The court held that an architect’s duty to a subcontractor who is not privy to the contract is similar to that owed by other professionals such as attorneys and physicians, i.e., one of professional care and skill customarily employed by other architects in the same general area. Merchant’s National Bank & Trust Co. of Indianapolis, 876 F.2d at 1205, citing Milton J. Womack, Inc. v. House of Representatives of Louisiana, 509 So.2d 62 (La.App. 1st Cir.), writs den. 513 So.2d 1208, 1211 (La.1987). Therefore Civil Code article 3499’s residual ten-year prescriptive period for personal actions does not apply.... Merchants National Bank, 876 F.2d at 1205.

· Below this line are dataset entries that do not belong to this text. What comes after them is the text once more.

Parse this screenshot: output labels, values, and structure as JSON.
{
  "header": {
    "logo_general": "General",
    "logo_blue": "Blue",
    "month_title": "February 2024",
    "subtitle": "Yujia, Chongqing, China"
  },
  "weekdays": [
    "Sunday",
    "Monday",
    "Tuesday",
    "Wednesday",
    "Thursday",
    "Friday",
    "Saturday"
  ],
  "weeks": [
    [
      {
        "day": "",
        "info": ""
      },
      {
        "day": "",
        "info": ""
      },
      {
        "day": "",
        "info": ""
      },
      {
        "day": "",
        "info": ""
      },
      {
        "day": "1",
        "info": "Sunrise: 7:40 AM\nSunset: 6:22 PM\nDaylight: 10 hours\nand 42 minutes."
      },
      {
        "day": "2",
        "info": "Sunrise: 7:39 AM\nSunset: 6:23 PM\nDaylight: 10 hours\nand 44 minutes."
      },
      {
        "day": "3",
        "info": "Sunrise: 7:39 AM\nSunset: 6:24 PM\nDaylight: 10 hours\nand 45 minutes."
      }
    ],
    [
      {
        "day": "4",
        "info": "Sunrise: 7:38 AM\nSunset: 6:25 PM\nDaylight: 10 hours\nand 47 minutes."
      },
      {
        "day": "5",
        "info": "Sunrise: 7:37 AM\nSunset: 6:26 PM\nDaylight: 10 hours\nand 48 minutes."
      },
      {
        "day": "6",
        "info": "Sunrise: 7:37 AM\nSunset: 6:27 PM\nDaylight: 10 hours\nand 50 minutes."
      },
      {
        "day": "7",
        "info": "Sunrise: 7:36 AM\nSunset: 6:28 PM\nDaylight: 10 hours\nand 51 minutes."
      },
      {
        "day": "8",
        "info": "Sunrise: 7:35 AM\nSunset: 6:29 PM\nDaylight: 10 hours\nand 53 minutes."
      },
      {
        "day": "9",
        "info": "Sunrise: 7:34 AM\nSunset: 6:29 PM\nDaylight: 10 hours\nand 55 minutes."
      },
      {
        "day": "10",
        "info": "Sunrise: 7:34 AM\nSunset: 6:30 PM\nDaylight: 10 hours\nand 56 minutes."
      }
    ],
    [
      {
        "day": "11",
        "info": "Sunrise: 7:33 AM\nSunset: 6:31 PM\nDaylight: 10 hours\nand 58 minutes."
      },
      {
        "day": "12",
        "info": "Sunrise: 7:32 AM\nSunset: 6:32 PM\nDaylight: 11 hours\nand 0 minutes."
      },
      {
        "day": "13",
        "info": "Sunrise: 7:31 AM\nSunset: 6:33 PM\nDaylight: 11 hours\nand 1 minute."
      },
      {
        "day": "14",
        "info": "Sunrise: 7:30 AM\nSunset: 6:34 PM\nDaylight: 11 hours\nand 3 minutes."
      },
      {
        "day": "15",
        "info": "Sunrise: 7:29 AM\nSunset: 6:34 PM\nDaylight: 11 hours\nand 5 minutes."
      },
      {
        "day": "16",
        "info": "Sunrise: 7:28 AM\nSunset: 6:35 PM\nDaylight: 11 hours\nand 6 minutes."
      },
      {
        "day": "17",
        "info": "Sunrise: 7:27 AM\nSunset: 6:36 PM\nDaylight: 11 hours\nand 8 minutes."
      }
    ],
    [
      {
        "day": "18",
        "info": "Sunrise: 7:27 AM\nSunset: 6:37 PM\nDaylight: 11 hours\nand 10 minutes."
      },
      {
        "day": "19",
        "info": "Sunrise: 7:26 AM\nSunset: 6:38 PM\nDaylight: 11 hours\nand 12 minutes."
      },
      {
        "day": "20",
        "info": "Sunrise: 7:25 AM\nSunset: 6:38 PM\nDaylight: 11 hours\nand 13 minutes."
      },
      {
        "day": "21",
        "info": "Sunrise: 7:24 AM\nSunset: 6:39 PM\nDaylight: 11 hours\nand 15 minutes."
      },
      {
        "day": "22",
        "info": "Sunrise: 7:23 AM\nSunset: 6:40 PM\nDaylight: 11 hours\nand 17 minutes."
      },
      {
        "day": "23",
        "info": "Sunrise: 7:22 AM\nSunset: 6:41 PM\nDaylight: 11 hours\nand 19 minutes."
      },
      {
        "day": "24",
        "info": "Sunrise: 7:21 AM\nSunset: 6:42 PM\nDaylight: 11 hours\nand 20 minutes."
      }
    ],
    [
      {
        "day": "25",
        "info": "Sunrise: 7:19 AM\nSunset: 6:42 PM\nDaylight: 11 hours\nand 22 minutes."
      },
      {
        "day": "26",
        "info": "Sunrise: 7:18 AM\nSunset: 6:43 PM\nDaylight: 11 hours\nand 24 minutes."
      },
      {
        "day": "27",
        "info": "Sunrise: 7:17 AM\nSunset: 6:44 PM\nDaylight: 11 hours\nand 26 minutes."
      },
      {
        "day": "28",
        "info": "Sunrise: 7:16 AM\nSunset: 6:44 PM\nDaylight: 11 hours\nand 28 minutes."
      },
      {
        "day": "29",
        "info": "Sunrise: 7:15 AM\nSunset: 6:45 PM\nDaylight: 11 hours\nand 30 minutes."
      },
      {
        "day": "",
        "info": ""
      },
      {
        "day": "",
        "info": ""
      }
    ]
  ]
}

Noting that the one year prescriptive period for a tort action would not control if there were another, more specific, prescriptive period applicable, the court examined La.C.C. art. 3500 which provides:
An action against a contractor or an architect on account of defects of construction, renovation, or repair of buildings and other works is subject to a liberative prescription of ten years.
Based on its statutory history, Article 3500 governs an action by an owner against the architect or contractor and is inapplicable to a tort claim by a third party against an architect. Merchants National Bank, 876 F.2d at 1207.
IsGee Cee claims economic damages resulted from defective designs by HLM. That action sounds in tort and is governed by article 3492.
The judgment denying HLM’s exception of prescription is hereby reversed. Gee Cee’s claim against Hansen Lind Meyer is dismissed. We pretermit relator’s argument on improper cumulation.
WRIT GRANTED; REVERSED.
. This Court ordered HLM to supplement the writ application with proof of the contracts between all parties which are part of the district court record. HLM's response stated the contracts are not part of the district court record. The contracts are not necessary because Gee Cee does not allege contractual privity with HLM.